With more than 85% of African Americans professing religious belief, black religiosity is a formidable influence. Racial segregation, the historical role of the Black Church, and African American social conformity reinforce Christianity’s powerful hold on black communities. Indeed, I was recently told that I’d been deemed an unsuitable culmination speaker for a bourgie philanthropic organization’s young women mentees because of my decidedly unladylike public atheism (perhaps the Israelite’s Old Testament shout-out to silent prostrate women would be more acceptable). Proper role models for impressionable black youth are, at the very least, skillful church lady pretenders with ornate hats in tow. Secular organizations that seek to build humanist community with a predominantly African American base and social justice worldview are challenged by the association of charitable giving, philanthropy, poverty work, and education with faith-based communities. For many, successfully emulating the strong social and cultural networks that have sustained church congregations is an elusive goal.

And then, there is the deep and abiding desire for belief in the supernatural, the ineffable faith-passion that propels some through the trauma of racial indignities and personal crisis. Yet, humanism asks why we should cede enlightenment and the potential for restoration to the supernatural. Humanism challenges the implication that the sublimity of the natural world, and our connection to those that we love, admire, and respect, is somehow impoverished without a divine creator. In one of his bus stop monologues, Mitchell comments, “I want people to look at each other with the same reverence that they look at God and realize that ‘we’ did this, we made this happen.” The “we” represents will, agency, and motive force; qualities that many believers would attribute to God as omniscient architect and overseer. Non-believers are compelled to ask whether individual actions (for good or ill) are determined by God, or whether human beings simply act on their own volition in a universe overseen by God. Since time immemorial, non-believers have questioned whether God exercises control over those who commit evil acts or whether hell is the only “medium” for justice. By refusing to invest supernatural forces with divine authority over human affairs, humanism emphasizes human responsibility for the outcome of our pursuits. Morality is defined by just deeds, fairness, equality, and respect for difference; not by how blusteringly one claims to adhere to “Godly” principles.

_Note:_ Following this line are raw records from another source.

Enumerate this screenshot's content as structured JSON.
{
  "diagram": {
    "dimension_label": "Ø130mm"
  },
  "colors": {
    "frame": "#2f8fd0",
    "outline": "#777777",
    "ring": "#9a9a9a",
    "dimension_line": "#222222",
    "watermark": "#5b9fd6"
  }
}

However, in communities that are plagued with double-digit unemployment and a sense of cultural devaluation, notions of self-sufficiency and ultimate human agency may be perceived as demoralizing if not dangerously radical. As a child preacher steeped in the fiery oratory of the Black Church, writer James Baldwin recounted his growing cynicism about spreading “the gospel.” Lamenting the grip of religion on poor blacks, Baldwin said, “When I faced a congregation, it began to take all the strength I had not to … tell them to throw away their Bibles and get off their knees and go home and organize.” In Baldwin’s view, organized religion’s requirement that believers suspend disbelief and submit to “God’s will” is a liability for working-class African Americans. Religious dogma anesthetizes as it bonds, a dangerous combination in an era in which the proliferation of storefront churches in urban black communities is a symptom of economic underdevelopment.

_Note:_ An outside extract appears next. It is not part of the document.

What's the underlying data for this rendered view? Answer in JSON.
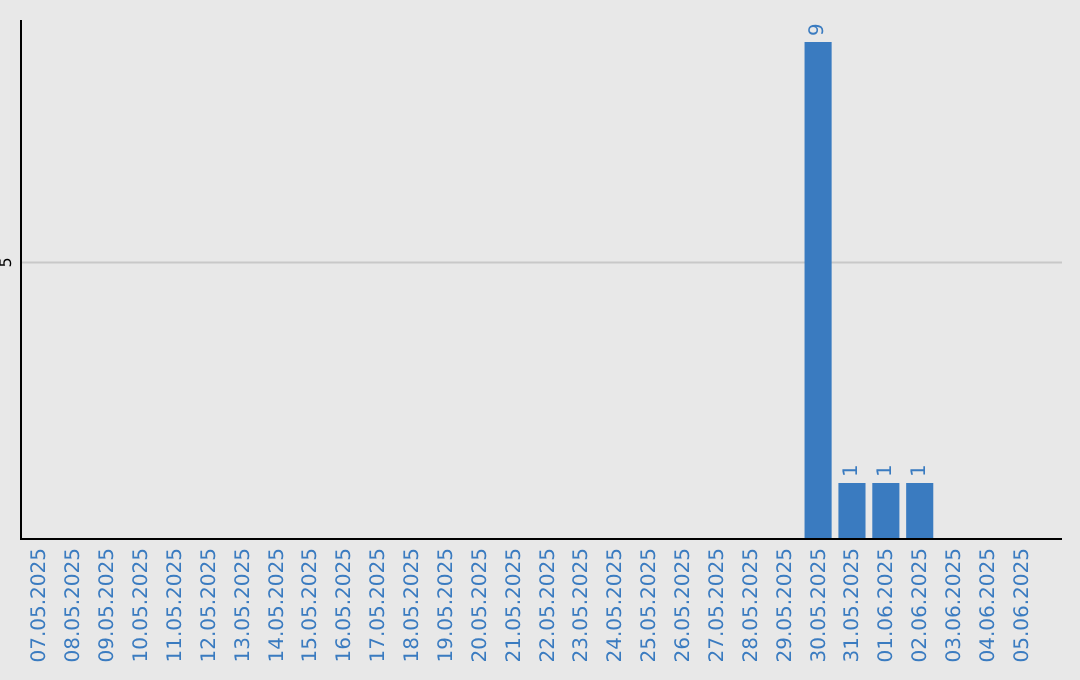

Echoing Baldwin, Chicago-based education professor and atheist Kamau Rashid argues that “Freethought is an extension and expression of the struggle that African Americans have waged for self-determination. In fact it represents a heightened phase of such a struggle wherein one of the final stages of ‘conceptual incarceration,’ the belief in a God or gods, is discarded for a belief in the human potential, for a belief in ourselves.”

And why, in a heritage steeped in the revolutionary thought of such dirty outlaw skeptics as Frederick Douglass, W.E.B. DuBois, Baldwin, Zora Neale Hurston, Langston Hughes, Nella Larsen, A. Philip Randolph, James Forman, and Alice Walker, would this be so viscerally frightening?

Sikivu Hutchinson is the editor of blackfemlens.org and a senior fellow for the Washington, D.C.-based Institute for Humanist Studies.